Underpin work contracts
The technology can be used to underpin work contracts, using so-called ‘smart contracts’. “Why would you have bits of paper and manual delivery of contracts, where it requires a human being to decide if that contract has been fulfilled or not?” asks Raj Mody, Partner in PwC’s HR consulting business. “You could make contracts programmatic so there are certain actions based on whether certain conditions have been fulfilled, so you might pay your employees’ bonuses based on the operation of smart contracts.”

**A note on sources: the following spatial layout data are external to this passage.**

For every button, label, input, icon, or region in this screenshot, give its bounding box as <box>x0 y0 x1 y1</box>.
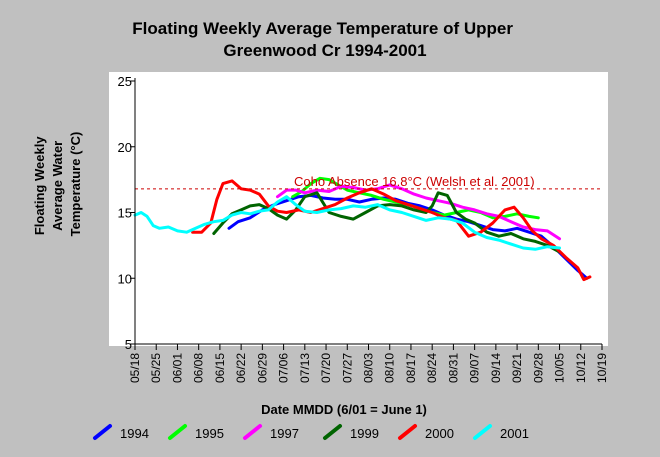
y-axis-ticks: 5 10 15 20 25 <box>118 74 135 352</box>
y-tick-label: 20 <box>118 140 132 155</box>
series-line-2001 <box>133 195 561 251</box>
x-tick-label: 10/19 <box>595 353 609 383</box>
legend-label-1999: 1999 <box>350 426 379 441</box>
x-tick-label: 10/05 <box>553 353 567 383</box>
y-tick-label: 25 <box>118 74 132 89</box>
y-axis-title: Floating Weekly Average Water Temperatur… <box>32 132 83 237</box>
series-lines <box>133 176 592 282</box>
x-tick-label: 09/14 <box>489 353 503 383</box>
y-axis-title-line-3: Temperature (°C) <box>68 132 83 237</box>
plot-area <box>109 72 608 346</box>
x-axis-title: Date MMDD (6/01 = June 1) <box>261 402 427 417</box>
x-tick-label: 09/28 <box>531 353 545 383</box>
legend-swatch-1995 <box>168 424 187 440</box>
x-tick-label: 10/12 <box>574 353 588 383</box>
legend-swatch-1994 <box>93 424 112 440</box>
x-tick-label: 08/10 <box>383 353 397 383</box>
x-tick-label: 07/06 <box>277 353 291 383</box>
x-tick-label: 06/15 <box>213 353 227 383</box>
x-tick-label: 06/29 <box>255 353 269 383</box>
x-tick-label: 07/27 <box>340 353 354 383</box>
x-tick-label: 07/13 <box>298 353 312 383</box>
x-tick-label: 06/08 <box>192 353 206 383</box>
y-tick-label: 10 <box>118 271 132 286</box>
x-axis-ticks: 05/18 05/25 06/01 06/08 06/15 06/22 06/29 07/06… <box>128 344 609 383</box>
legend: 1994 1995 1997 1999 2000 2001 <box>93 424 529 441</box>
chart-title-line-2: Greenwood Cr 1994-2001 <box>223 41 426 60</box>
x-tick-label: 06/22 <box>234 353 248 383</box>
chart-title: Floating Weekly Average Temperature of U… <box>132 19 517 60</box>
legend-label-1997: 1997 <box>270 426 299 441</box>
legend-label-2001: 2001 <box>500 426 529 441</box>
x-tick-label: 06/01 <box>170 353 184 383</box>
x-tick-label: 07/20 <box>319 353 333 383</box>
y-tick-label: 5 <box>125 337 132 352</box>
legend-label-1995: 1995 <box>195 426 224 441</box>
legend-label-1994: 1994 <box>120 426 149 441</box>
y-axis-title-line-2: Average Water <box>50 141 65 231</box>
threshold-group: Coho Absence 16.8°C (Welsh et al. 2001) <box>135 174 600 190</box>
legend-swatch-2001 <box>473 424 492 440</box>
series-line-1999 <box>212 191 561 254</box>
x-tick-label: 05/18 <box>128 353 142 383</box>
x-tick-label: 08/17 <box>404 353 418 383</box>
x-tick-label: 09/21 <box>510 353 524 383</box>
legend-swatch-1997 <box>243 424 262 440</box>
x-tick-label: 08/03 <box>362 353 376 383</box>
chart-title-line-1: Floating Weekly Average Temperature of U… <box>132 19 513 38</box>
legend-swatch-2000 <box>398 424 417 440</box>
y-tick-label: 15 <box>118 206 132 221</box>
threshold-label: Coho Absence 16.8°C (Welsh et al. 2001) <box>294 174 535 189</box>
x-tick-label: 05/25 <box>149 353 163 383</box>
x-tick-label: 08/31 <box>446 353 460 383</box>
legend-swatch-1999 <box>323 424 342 440</box>
y-axis-title-line-1: Floating Weekly <box>32 136 47 235</box>
x-tick-label: 08/24 <box>425 353 439 383</box>
legend-label-2000: 2000 <box>425 426 454 441</box>
series-line-1997 <box>276 183 561 241</box>
x-tick-label: 09/07 <box>468 353 482 383</box>
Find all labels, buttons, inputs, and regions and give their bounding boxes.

This could prove to be the most revolutionary area, believes Gareth Brown, Senior Manager in Deloitte’s human capital consulting business. “The ability to switch on and off a contract with any individual employer, and to be able to define upfront the terms you’re working with, might be quite appealing to people but also to employers, because they’re not having to bring them into payroll systems and go through protracted procurement processes,” he adds.
The potential for disruption extends to the recording of all employee information. “Before you even get a job offer, you have to go through a series of interviews and some form of qualification and validation process,” says Mody. “You then get on-boarded and there may be additional tasks you need to complete, whether it’s training records or compliance questionnaires, and that information would be collated.”
“That whole process and data requires many different parties to interact, and this all carries on until eventually you exit, when there might be a handover and the whole process has to renew. Blockchain could radically simplify the experience that HR functions have today.”
Blockchain could also be used in payroll. “That’s probably a bit further down the line but there are examples already, built on the premise that the Bitcoin and cryptocurrency market is stable enough to run payroll on it,” says Brown. “In the longer term, if those markets stabilize, I would imagine we would see more blockchain-enabled payroll technology.”
But, any move in this direction would need to be highly secure and tested before organizations are prepared to use it for this purpose, believes Carter. “In Hays’ case, we would have to be 100% satisfied in the stability and security of any system before we implemented it – we’re dealing with people’s livelihoods and identities,” she says. “At the moment it’s a case of closely watching it as the technology evolves, understanding what technology is being delivered, how trust is being built and looking at how that could potentially impact our world.”